IRS wage levy? Two ways to get a release fast, no questions asked

When the IRS gets you with a levy, bad things can happen – your wages are frozen and you are looking at living without a paycheck. The money you need to pay bills is suddenly swiped out of your bank account.

This presents an urgent dilemma requiring immediate relief.

So, what are the two quickest ways to get an IRS levy released with no questions asked?

1. Bankruptcy.

Although for some a course of last resort, bankruptcy results in an immediate release of an IRS levy, no questions asked. The filing of bankruptcy results in what is known as a “stay” on collection actions by all creditors, including the IRS. There is no need for disclosures or negotiations with the IRS for relief from a levy – it is automatic by bankruptcy law.

2. Streamlined installment agreement.

If you owe the IRS $25,000 or less, you qualify for a repayment agreement with no financial disclosures. This speeds the levy release process and eliminates a drawn out negotiation process. When you enter into the installment agreement, the IRS will immediately release it’s levy against you. Sometimes, my clients pay down the amount they owe to $25,000 to qualify to get the quick levy release and avoid financial disclosures. The agreement requires repayment of your taxes within 60 months.

Another benefit to a streamlined installment agreement is that your monthly payment could be less than if you gave the IRS your income and living expenses and made a financial disclosure. This is because the most you will be committed to paying the IRS is approximately $425/month ($25,000/60 months). With no financial disclosures, the IRS makes a “streamlined” calculation of what you can pay. There is no application of the burdensome IRS collection allowances, and you can pay more than the minimum voluntarily to pay the IRS off sooner.

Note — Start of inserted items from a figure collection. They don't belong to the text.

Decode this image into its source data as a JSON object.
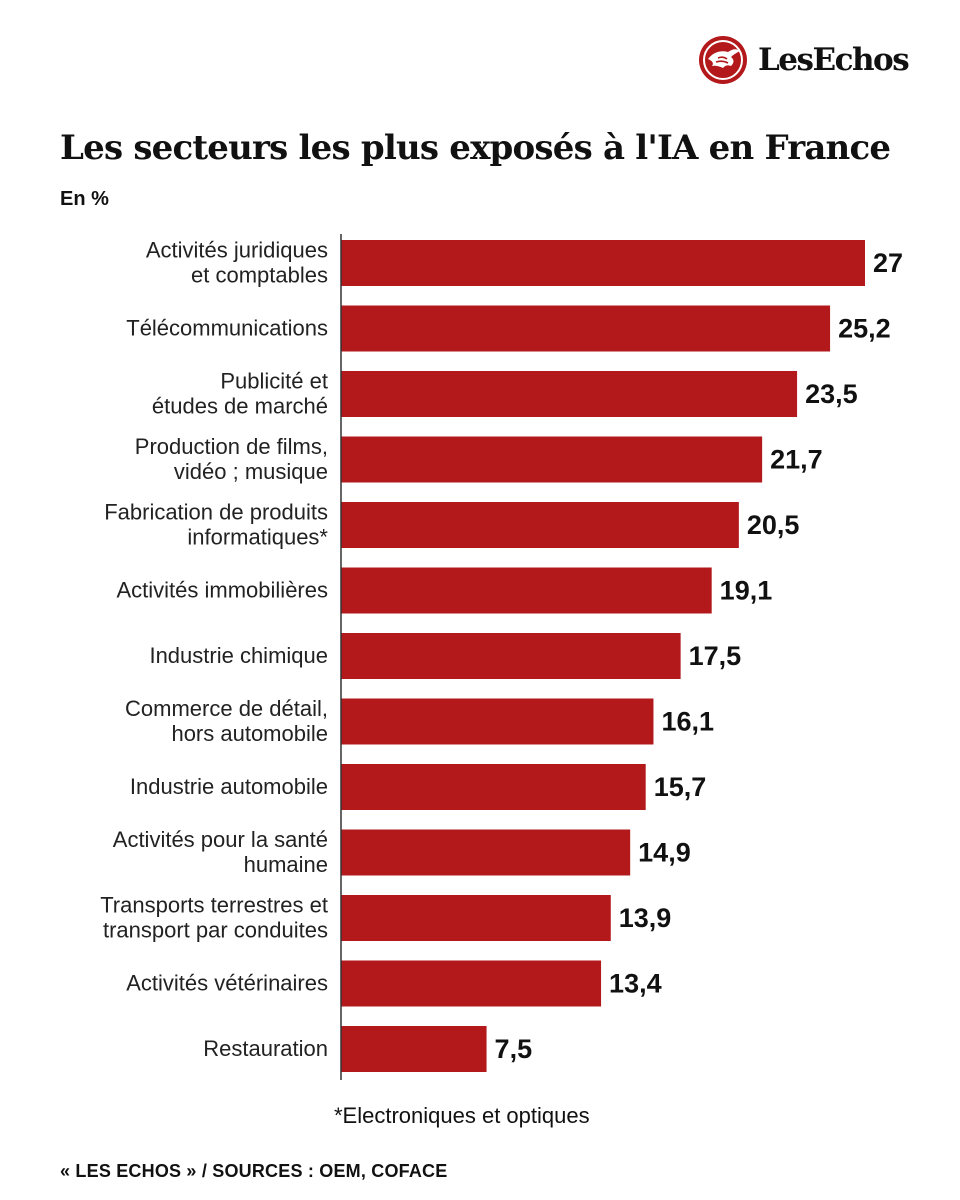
{
  "brand": {
    "name": "LesEchos",
    "logo_icon": "eagle-icon",
    "accent": "#b3181b"
  },
  "chart_data": {
    "type": "bar",
    "orientation": "horizontal",
    "title": "Les secteurs les plus exposés à l'IA en France",
    "unit_label": "En %",
    "categories": [
      [
        "Activités juridiques",
        "et comptables"
      ],
      [
        "Télécommunications"
      ],
      [
        "Publicité et",
        "études de marché"
      ],
      [
        "Production de films,",
        "vidéo ; musique"
      ],
      [
        "Fabrication de produits",
        "informatiques*"
      ],
      [
        "Activités immobilières"
      ],
      [
        "Industrie chimique"
      ],
      [
        "Commerce de détail,",
        "hors automobile"
      ],
      [
        "Industrie automobile"
      ],
      [
        "Activités pour la santé",
        "humaine"
      ],
      [
        "Transports terrestres et",
        "transport par conduites"
      ],
      [
        "Activités vétérinaires"
      ],
      [
        "Restauration"
      ]
    ],
    "values": [
      27,
      25.2,
      23.5,
      21.7,
      20.5,
      19.1,
      17.5,
      16.1,
      15.7,
      14.9,
      13.9,
      13.4,
      7.5
    ],
    "value_labels": [
      "27",
      "25,2",
      "23,5",
      "21,7",
      "20,5",
      "19,1",
      "17,5",
      "16,1",
      "15,7",
      "14,9",
      "13,9",
      "13,4",
      "7,5"
    ],
    "xlim": [
      0,
      27
    ],
    "bar_color": "#b3181b",
    "grid": false,
    "footnote": "*Electroniques et optiques",
    "source": "« LES ECHOS » / SOURCES : OEM, COFACE"
  }
}
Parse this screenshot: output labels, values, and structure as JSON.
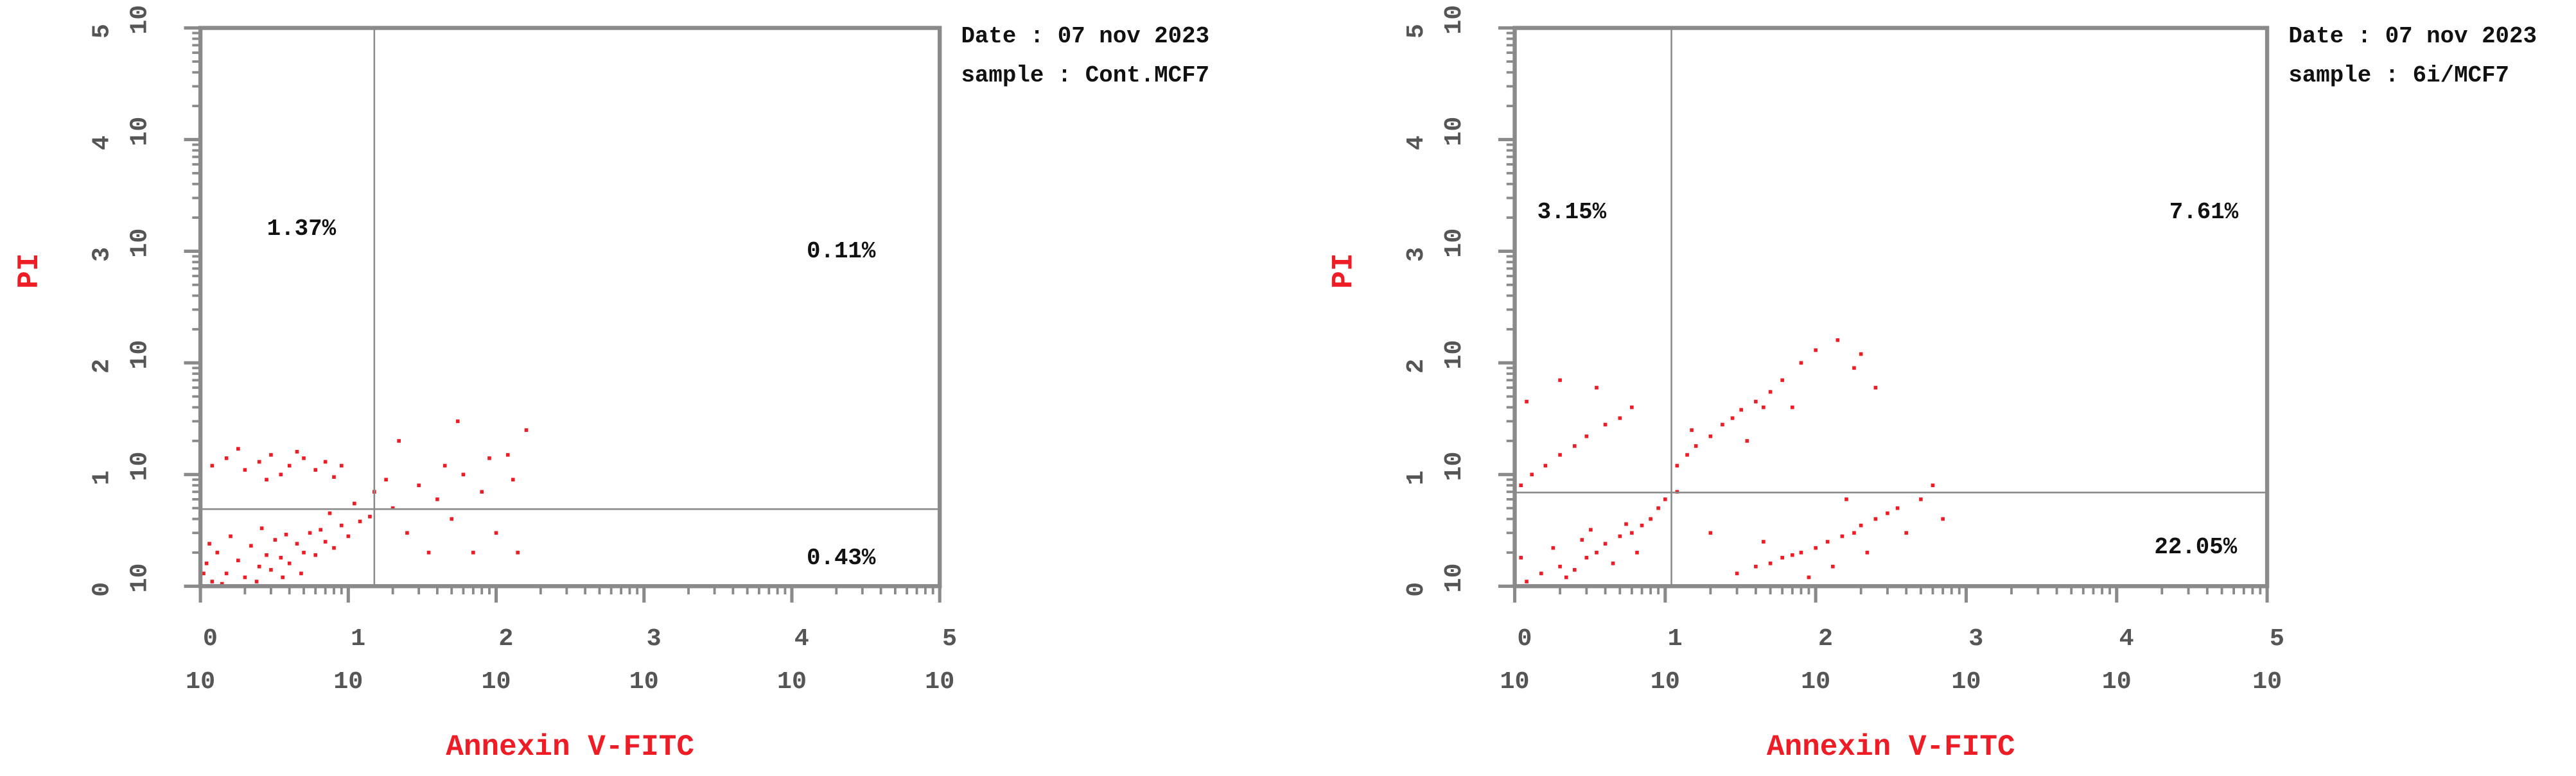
{
  "chart_data": [
    {
      "type": "scatter",
      "header": [
        "Date : 07 nov 2023",
        "sample : Cont.MCF7"
      ],
      "x_label": "Annexin V-FITC",
      "y_label": "PI",
      "log_scale": true,
      "color": "#ee1c24",
      "xlim": [
        1,
        100000
      ],
      "ylim": [
        1,
        100000
      ],
      "xticks": [
        {
          "value": 1,
          "label": "10",
          "exponent": "0"
        },
        {
          "value": 10,
          "label": "10",
          "exponent": "1"
        },
        {
          "value": 100,
          "label": "10",
          "exponent": "2"
        },
        {
          "value": 1000,
          "label": "10",
          "exponent": "3"
        },
        {
          "value": 10000,
          "label": "10",
          "exponent": "4"
        },
        {
          "value": 100000,
          "label": "10",
          "exponent": "5"
        }
      ],
      "yticks": [
        {
          "value": 1,
          "label": "10",
          "exponent": "0"
        },
        {
          "value": 10,
          "label": "10",
          "exponent": "1"
        },
        {
          "value": 100,
          "label": "10",
          "exponent": "2"
        },
        {
          "value": 1000,
          "label": "10",
          "exponent": "3"
        },
        {
          "value": 10000,
          "label": "10",
          "exponent": "4"
        },
        {
          "value": 100000,
          "label": "10",
          "exponent": "5"
        }
      ],
      "gate_x": 15,
      "gate_y": 4.9,
      "quadrant_labels": [
        "1.37%",
        "0.11%",
        "0.43%"
      ],
      "x": [
        1.2,
        1.5,
        2,
        2.5,
        3,
        3.5,
        4,
        5,
        6,
        7,
        8,
        1.1,
        1.3,
        1.8,
        2.2,
        2.8,
        3.2,
        4.5,
        5.5,
        6.5,
        9,
        10,
        12,
        1.4,
        2.4,
        3.6,
        4.8,
        1.6,
        2.6,
        3.8,
        1.05,
        1.15,
        7.5,
        11,
        14,
        1.2,
        1.5,
        2,
        2.5,
        3,
        3.5,
        4,
        5,
        6,
        7,
        9,
        1.8,
        2.8,
        4.5,
        8,
        15,
        18,
        20,
        25,
        30,
        35,
        40,
        45,
        50,
        60,
        70,
        80,
        100,
        120,
        140,
        160,
        130,
        90,
        22,
        55
      ],
      "y": [
        1.1,
        1.3,
        1.2,
        1.5,
        1.4,
        1.8,
        1.6,
        2,
        1.9,
        2.5,
        2.2,
        1.6,
        2,
        1.7,
        2.3,
        1.9,
        2.6,
        2.4,
        3,
        3.2,
        3.5,
        2.8,
        3.8,
        1.05,
        1.1,
        1.2,
        1.3,
        2.8,
        3.3,
        2.9,
        1.3,
        2.4,
        4.5,
        5.5,
        4.2,
        12,
        14,
        11,
        13,
        15,
        10,
        12,
        14,
        11,
        13,
        12,
        17,
        9,
        16,
        9.5,
        7,
        9,
        5,
        3,
        8,
        2,
        6,
        12,
        4,
        10,
        2,
        7,
        3,
        15,
        2,
        25,
        9,
        14,
        20,
        30
      ]
    },
    {
      "type": "scatter",
      "header": [
        "Date : 07 nov 2023",
        "sample : 6i/MCF7"
      ],
      "x_label": "Annexin V-FITC",
      "y_label": "PI",
      "log_scale": true,
      "color": "#ee1c24",
      "xlim": [
        1,
        100000
      ],
      "ylim": [
        1,
        100000
      ],
      "xticks": [
        {
          "value": 1,
          "label": "10",
          "exponent": "0"
        },
        {
          "value": 10,
          "label": "10",
          "exponent": "1"
        },
        {
          "value": 100,
          "label": "10",
          "exponent": "2"
        },
        {
          "value": 1000,
          "label": "10",
          "exponent": "3"
        },
        {
          "value": 10000,
          "label": "10",
          "exponent": "4"
        },
        {
          "value": 100000,
          "label": "10",
          "exponent": "5"
        }
      ],
      "yticks": [
        {
          "value": 1,
          "label": "10",
          "exponent": "0"
        },
        {
          "value": 10,
          "label": "10",
          "exponent": "1"
        },
        {
          "value": 100,
          "label": "10",
          "exponent": "2"
        },
        {
          "value": 1000,
          "label": "10",
          "exponent": "3"
        },
        {
          "value": 10000,
          "label": "10",
          "exponent": "4"
        },
        {
          "value": 100000,
          "label": "10",
          "exponent": "5"
        }
      ],
      "gate_x": 11,
      "gate_y": 6.9,
      "quadrant_labels": [
        "3.15%",
        "7.61%",
        "22.05%"
      ],
      "x": [
        1.2,
        1.5,
        2,
        2.5,
        3,
        3.5,
        4,
        5,
        6,
        7,
        8,
        1.1,
        1.8,
        2.2,
        2.8,
        4.5,
        5.5,
        9,
        10,
        12,
        6.5,
        3.2,
        1.1,
        1.3,
        1.6,
        2,
        2.5,
        3,
        4,
        5,
        1.2,
        3.5,
        6,
        2,
        12,
        14,
        16,
        20,
        24,
        28,
        32,
        40,
        45,
        50,
        60,
        80,
        100,
        140,
        200,
        180,
        250,
        15,
        35,
        70,
        30,
        40,
        50,
        60,
        70,
        80,
        100,
        120,
        150,
        180,
        200,
        250,
        300,
        350,
        400,
        500,
        700,
        130,
        90,
        220,
        20,
        600,
        45,
        160
      ],
      "y": [
        1.1,
        1.3,
        1.5,
        1.4,
        1.8,
        2,
        2.4,
        2.8,
        3,
        3.5,
        4,
        1.8,
        2.2,
        1.2,
        2.6,
        1.6,
        3.6,
        5,
        6,
        7,
        2,
        3.2,
        8,
        10,
        12,
        15,
        18,
        22,
        28,
        32,
        45,
        60,
        40,
        70,
        12,
        15,
        18,
        22,
        28,
        32,
        38,
        45,
        40,
        55,
        70,
        100,
        130,
        160,
        120,
        90,
        60,
        25,
        20,
        40,
        1.3,
        1.5,
        1.6,
        1.8,
        1.9,
        2,
        2.2,
        2.5,
        2.8,
        3,
        3.5,
        4,
        4.5,
        5,
        3,
        6,
        4,
        1.5,
        1.2,
        2,
        3,
        8,
        2.5,
        6
      ]
    }
  ]
}
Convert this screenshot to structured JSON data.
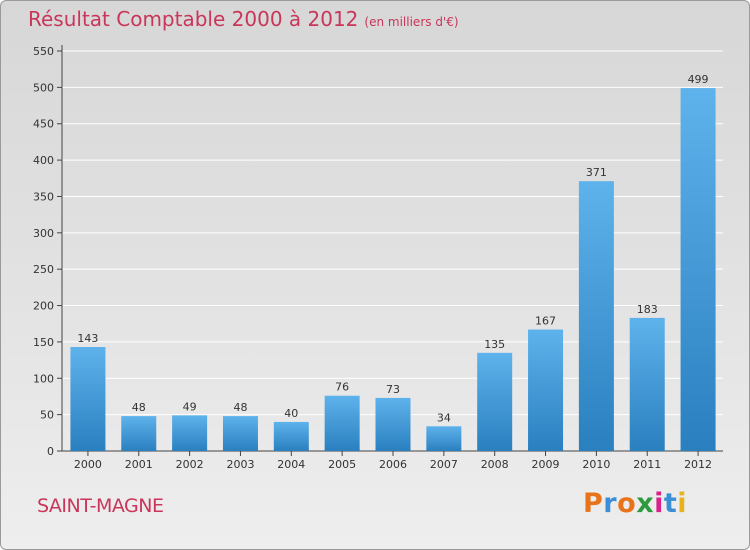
{
  "page": {
    "title": "Résultat Comptable 2000 à 2012",
    "subtitle": "(en milliers d'€)",
    "commune": "SAINT-MAGNE",
    "logo": {
      "text": "Proxiti",
      "letter_colors": [
        "#e8731a",
        "#3a8fd6",
        "#e8731a",
        "#2e9a3e",
        "#d8228a",
        "#3a8fd6",
        "#e8b21a"
      ]
    },
    "colors": {
      "title": "#c9365a",
      "bar_top": "#5eb3ec",
      "bar_bottom": "#2a7fbf",
      "gridline": "#ffffff"
    }
  },
  "chart_data": {
    "type": "bar",
    "title": "Résultat Comptable 2000 à 2012",
    "subtitle": "(en milliers d'€)",
    "categories": [
      "2000",
      "2001",
      "2002",
      "2003",
      "2004",
      "2005",
      "2006",
      "2007",
      "2008",
      "2009",
      "2010",
      "2011",
      "2012"
    ],
    "values": [
      143,
      48,
      49,
      48,
      40,
      76,
      73,
      34,
      135,
      167,
      371,
      183,
      499
    ],
    "ylim": [
      0,
      550
    ],
    "yticks": [
      0,
      50,
      100,
      150,
      200,
      250,
      300,
      350,
      400,
      450,
      500,
      550
    ],
    "grid": true,
    "data_labels": true,
    "legend": "none"
  }
}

Although it is not as absolute as bankruptcy and a streamlined installment, the filing of an offer in compromise or innocent spouse claim can result in a levy release without more. The IRS is required by law to suspend collection when either a compromise or an innocent spouse claim is filed. Technically, this means the IRS is prevented from sending out future levies, not releasing one already sent, but an IRS employee often exercises good discretion to release an existing levy automatically once an OIC or innocent spouse claim is filed.

Getting an IRS levy released is serious business, and knowing the rules and understanding how to navigate through them is key to quick results.